Unlike some anarchists and voluntaryists, I don’t morally condemn voting. I’m with Murray Rothbard on “defensive voting.” The system exists, its overseers are elected, and there’s nothing wrong with the individual slaves choosing, since they’re allowed to, masters less enamored of the whip.
On the other hand, the average elected official receives the active consent of fewer than one in four of the constituents he or she purports to “represent.” There’s something to be said for the possibility of organizing non-voters against the whole charade of “consent.”

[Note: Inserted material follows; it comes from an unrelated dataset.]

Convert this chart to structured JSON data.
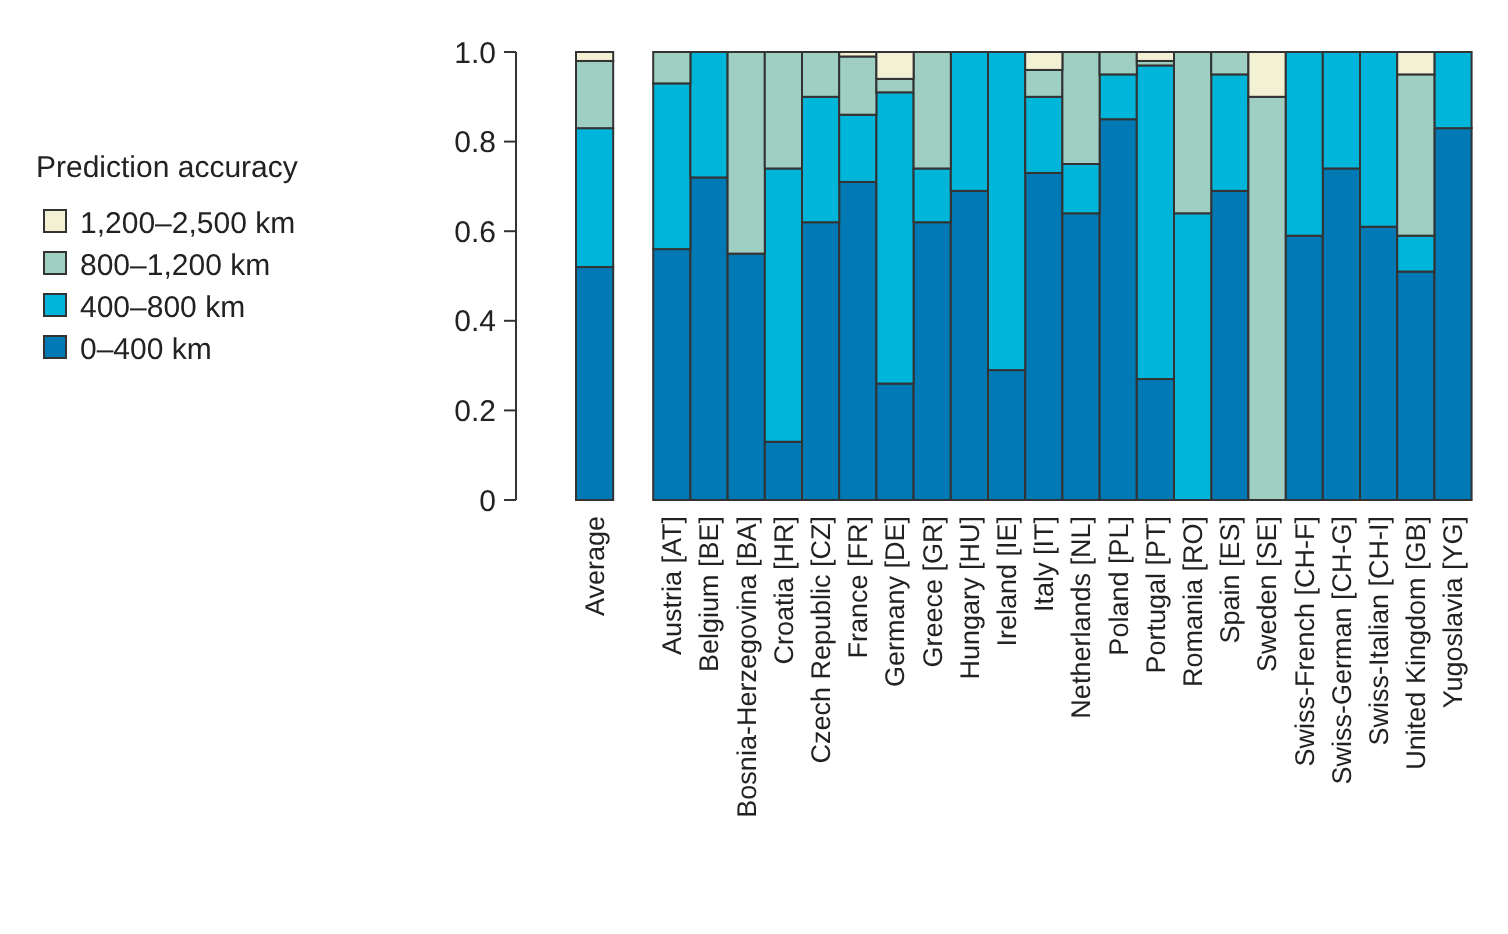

So I’m still on the fence. One reason I’m comfortable with voting this year is that it’s likely the least consequential election since the turn of the century and probably for some time before. I know the pundits keep telling you otherwise, but think about it:
The big question this year is whether or not the Republican Party will get to 51 seats in the US Senate.
The Republicans have controlled the US House of Representatives since January of 2011. Since then, not a single bill has become law, nor has a single dime been spent by the US government, without Republican approval.
Politically, the last four years were a cooperative Republican/Democrat enterprise. And unless the Republicans win their way to 67 seats in the US Senate and 291 in the US House — neither of which will happen — so that they can override presidential vetoes, that’s the next two years as well.
So go vote. Or stay home and watch reruns of “How I Met Your Mother.” Either way, feel free to complain all you like. I know I will.